Washington (ANTARA News) - AS mengenakan tarif anti dumping untuk kertas olahan dari China, Indonesia, dan Korea Selatan, demikian menurut Departemen Perdagangan AS, Kamis atau Rabu waktu setempat.
Pemerintah negara adikuasa itu juga memerintahkan petugas pabean untuk memungutnya.
Depdag AS mengungkapkan adanya temuan awal dalam investigasi anti-dumping pada impor kertas berlapis atau "glossy paper" dari China.
Depdag AS sendiri telah mengumumkan rencana awal untuk memungut tarif penalti atas impor "glossy paper" China yang digunakan untuk brosur, majalah, buku-buku seni dan publikasi lainnya dua bulan lalu untuk menutupi subsidi pemerintah China.
Keputusan itu membalikan kebijakan AS yang telah berusia 23 tahun untuk tidak menerapkan pungutan pada produk-produk yang disubsidi dari negara-negara non-market seperti China.
Mengingat dumping yang dilakukan atas impor "glossy paper" China sangat tidak adil, Depdag AS telah menginstruksikan Pabean AS dan Penjaga Perbatasan untuk memungut uang atau obligasi berdasarkan tarif penalti yang telah ditentukan.

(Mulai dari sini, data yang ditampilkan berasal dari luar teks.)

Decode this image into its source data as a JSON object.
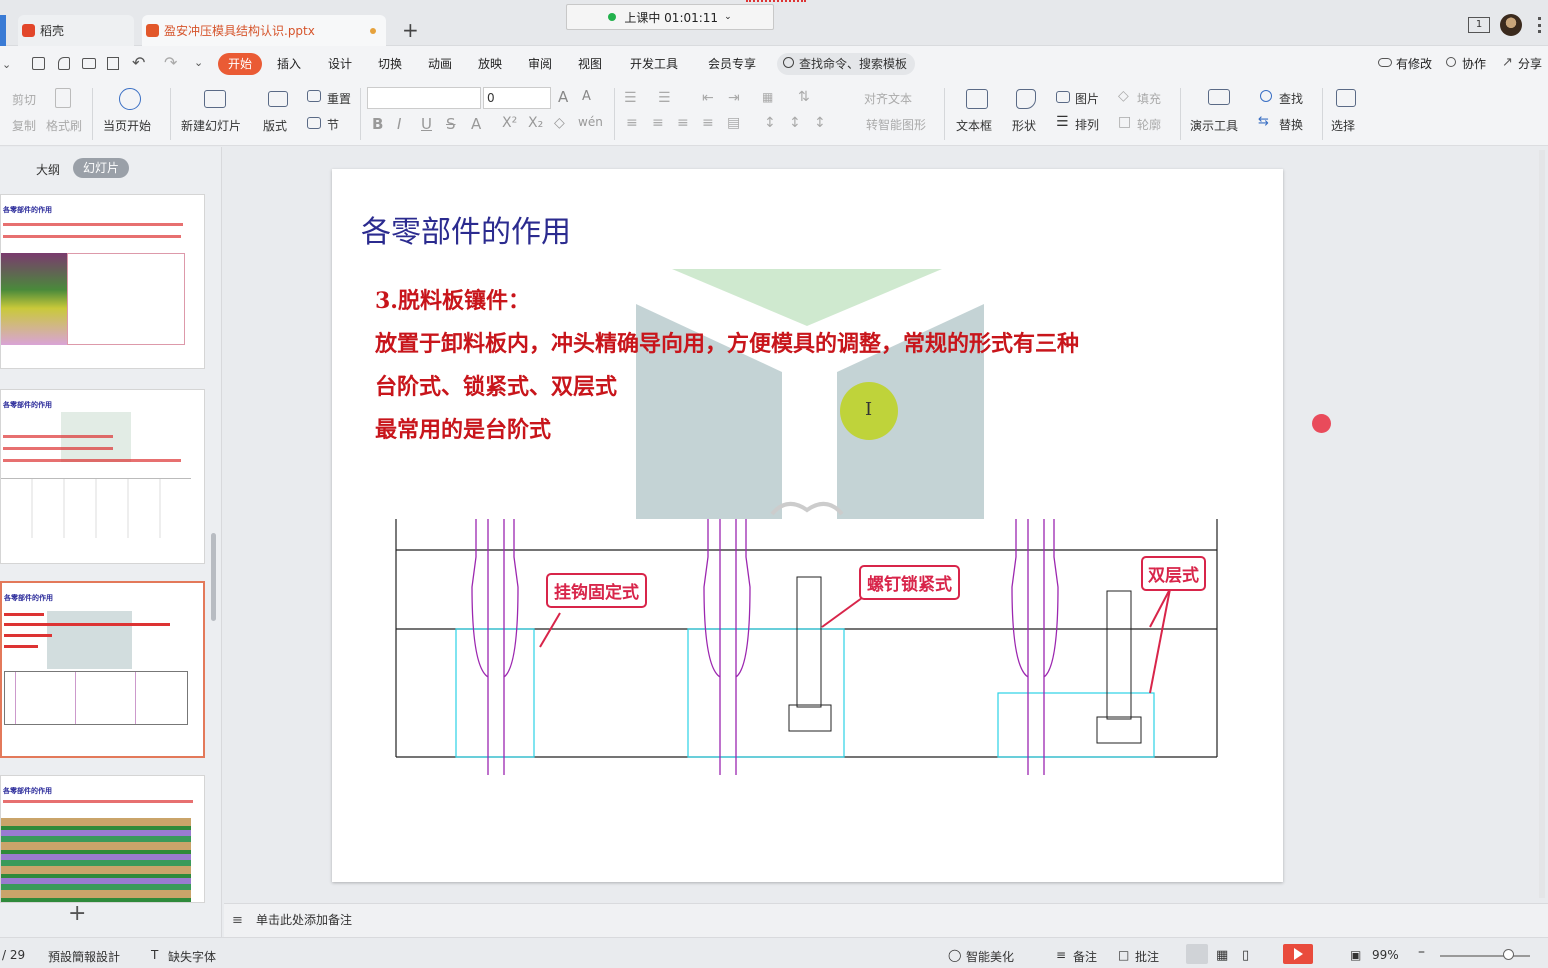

Pungutan itu akan disimpan untuk ditentukan kemudian.
Berdasarkan temuan awal, produsen dan eksportir China menjual "glossy paper" di AS pada 23,19 dolar AS atau 99,65 persen lebih rendah daripada harga sebenarnya.
"Pemerintah secara agresif dan transparan akan terus menerapkan aturan perdagangan untuk memastikan keadilan bagi industri, pekerja dan petani AS," kata Menteri Perdagangan AS, Carlos Gutierrez, kepada AFP.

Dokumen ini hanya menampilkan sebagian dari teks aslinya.